CHAPTER II.
LUDLOW STREET JAIL.
Mr. Tremain did not return to his rooms with the dawning of the day; he indeed shunned them with an almost superstitious dread of what he should find there. It seemed to his overwrought nerves that they must for ever be haunted by the horrible spectres evolved by Miss Dick, and by the memory of her terror-stricken eyes and tear-stained face.
With the lengthening of the morning hours civilisation awoke again to its monotonous round of employment. A grey-coated policeman, making his way to the park, yawning as he walked, and but half awake, passed Mr. Tremain, and turning round stared at him inquiringly.
And, indeed, Philip, as he stood outlined against the clear blue sky, his hands thrust into his pockets, his hat drawn down over his eyes, his face stern and pale, his dress disordered from his long night vigil, appeared a strangely incongruous figure, out of keeping with the fresh dewy daintiness of the summer morning, and might well arouse suspicions in the commonplace mind of a respectable Central Park policeman.

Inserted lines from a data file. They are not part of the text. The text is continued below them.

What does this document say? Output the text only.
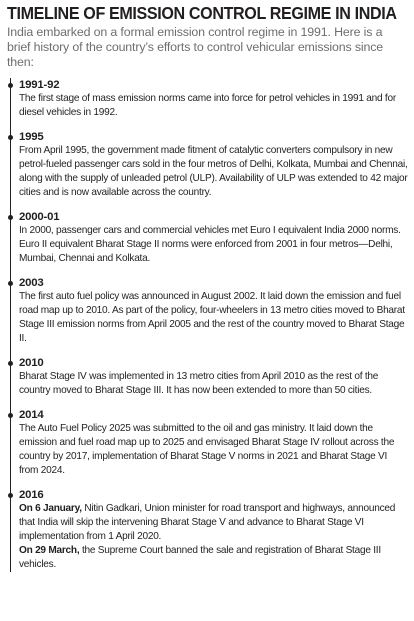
TIMELINE OF EMISSION CONTROL REGIME IN INDIA

India embarked on a formal emission control regime in 1991. Here is a brief history of the country’s efforts to control vehicular emissions since then:

1991-92

The first stage of mass emission norms came into force for petrol vehicles in 1991 and for diesel vehicles in 1992.

1995

From April 1995, the government made fitment of catalytic converters compulsory in new petrol-fueled passenger cars sold in the four metros of Delhi, Kolkata, Mumbai and Chennai, along with the supply of unleaded petrol (ULP). Availability of ULP was extended to 42 major cities and is now available across the country.

2000-01

In 2000, passenger cars and commercial vehicles met Euro I equivalent India 2000 norms. Euro II equivalent Bharat Stage II norms were enforced from 2001 in four metros—Delhi, Mumbai, Chennai and Kolkata.

2003

The first auto fuel policy was announced in August 2002. It laid down the emission and fuel road map up to 2010. As part of the policy, four-wheelers in 13 metro cities moved to Bharat Stage III emission norms from April 2005 and the rest of the country moved to Bharat Stage II.

2010

Bharat Stage IV was implemented in 13 metro cities from April 2010 as the rest of the country moved to Bharat Stage III. It has now been extended to more than 50 cities.

2014

The Auto Fuel Policy 2025 was submitted to the oil and gas ministry. It laid down the emission and fuel road map up to 2025 and envisaged Bharat Stage IV rollout across the country by 2017, implementation of Bharat Stage V norms in 2021 and Bharat Stage VI from 2024.

2016

On 6 January, Nitin Gadkari, Union minister for road transport and highways, announced that India will skip the intervening Bharat Stage V and advance to Bharat Stage VI implementation from 1 April 2020.

On 29 March, the Supreme Court banned the sale and registration of Bharat Stage III vehicles.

The pertinacity of the man's curiosity awoke in Philip at last a sense of his position, and brought back to him, with a sudden rush, the reason of his presence there—the reason of the dull anguish that grew into keener suffering with each heart-beat. In the bright sunshine everything appeared more hard and real; the night vigil had soothed him somewhat, and the slow on-coming of the dawn had held something of illusive hope in its vague tertiary half-tones; but with the breaking forth of the sun, in the vast triumphant heaven of illimitable blue, came the sternness of reality, the hardness of fact, banishing the gentler mood, and renewing the struggle and vacillation of his mind against his heart.

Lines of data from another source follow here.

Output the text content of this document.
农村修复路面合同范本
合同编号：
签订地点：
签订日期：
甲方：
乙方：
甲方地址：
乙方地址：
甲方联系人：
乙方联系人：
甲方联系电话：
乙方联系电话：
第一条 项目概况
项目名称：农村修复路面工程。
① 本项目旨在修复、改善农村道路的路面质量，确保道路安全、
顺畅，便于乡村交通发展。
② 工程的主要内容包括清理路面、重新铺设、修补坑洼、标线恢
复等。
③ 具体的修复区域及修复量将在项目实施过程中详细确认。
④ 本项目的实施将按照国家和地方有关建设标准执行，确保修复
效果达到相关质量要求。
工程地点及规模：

As the bell of the Sacred Heart Convent rang out for early mass, Mr. Tremain turned his steps citywards, and, walking with long swinging strides, was soon skirting the river Boulevard, and, entering the Park on the west side, made his way to the Fifth Avenue gates, and so down that deserted promenade until he came to an hotel; here he went in, ordered a room, and flinging himself on the bed fell into a deep and dreamless sleep which lasted for hours. It was nature's demand to recuperate her exhausted faculties, and would not be denied.

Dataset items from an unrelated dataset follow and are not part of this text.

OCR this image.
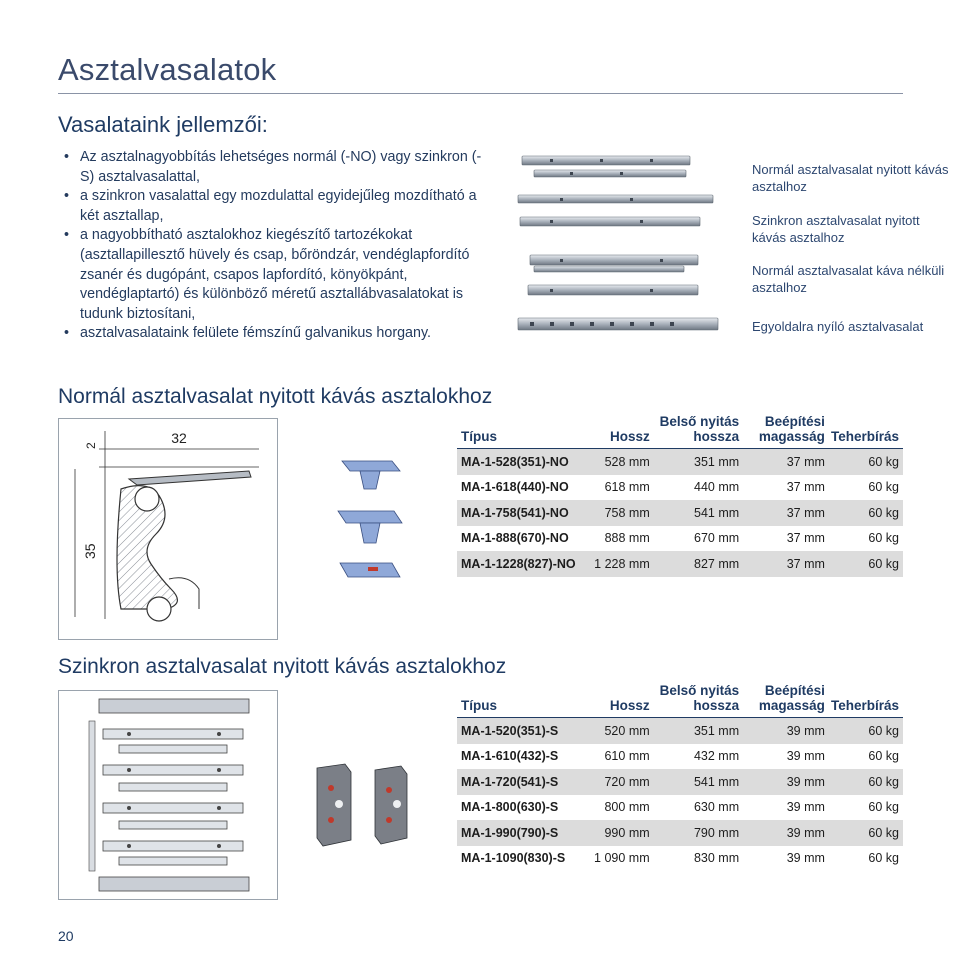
Asztalvasalatok
Vasalataink jellemzői:
• Az asztalnagyobbítás lehetséges normál (-NO) vagy szinkron (-S) asztalvasalattal,
• a szinkron vasalattal egy mozdulattal egyidejűleg mozdítható a két asztallap,
• a nagyobbítható asztalokhoz kiegészítő tartozékokat (asztallapillesztő hüvely és csap, bőröndzár, vendéglapfordító zsanér és dugópánt, csapos lapfordító, könyökpánt, vendéglaptartó) és különböző méretű asztallábvasalatokat is tudunk biztosítani,
• asztalvasalataink felülete fémszínű galvanikus horgany.

Normál asztalvasalat nyitott kávás asztalhoz

Szinkron asztalvasalat nyitott kávás asztalhoz

Normál asztalvasalat káva nélküli asztalhoz

Egyoldalra nyíló asztalvasalat

Normál asztalvasalat nyitott kávás asztalokhoz
32
2
35
Típus	Hossz	Belső nyitás hossza	Beépítési magasság	Teherbírás
MA-1-528(351)-NO	528 mm	351 mm	37 mm	60 kg
MA-1-618(440)-NO	618 mm	440 mm	37 mm	60 kg
MA-1-758(541)-NO	758 mm	541 mm	37 mm	60 kg
MA-1-888(670)-NO	888 mm	670 mm	37 mm	60 kg
MA-1-1228(827)-NO	1 228 mm	827 mm	37 mm	60 kg
Szinkron asztalvasalat nyitott kávás asztalokhoz
Típus	Hossz	Belső nyitás hossza	Beépítési magasság	Teherbírás
MA-1-520(351)-S	520 mm	351 mm	39 mm	60 kg
MA-1-610(432)-S	610 mm	432 mm	39 mm	60 kg
MA-1-720(541)-S	720 mm	541 mm	39 mm	60 kg
MA-1-800(630)-S	800 mm	630 mm	39 mm	60 kg
MA-1-990(790)-S	990 mm	790 mm	39 mm	60 kg
MA-1-1090(830)-S	1 090 mm	830 mm	39 mm	60 kg
20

When Philip awoke it was close upon noon, and greatly annoyed at the flight of time, he swallowed a cup of tea and hurried away. On reaching the gloomy building in Ludlow Street, he demanded an interview with the superintendent, and after considerable delay, was admitted to that functionary's presence.
The office of prison superintendent is one not altogether to be desired; the men who fill the post are usually drawn from the rank and file of disappointed office seekers on a larger scale, who for political reasons consent to be mollified by the less honourable appointment. As a rule they are neither refined in mind nor manner, and, with an eye to the main chance, look upon the inmates committed to their charge as so many victims to be fleeced according to their means.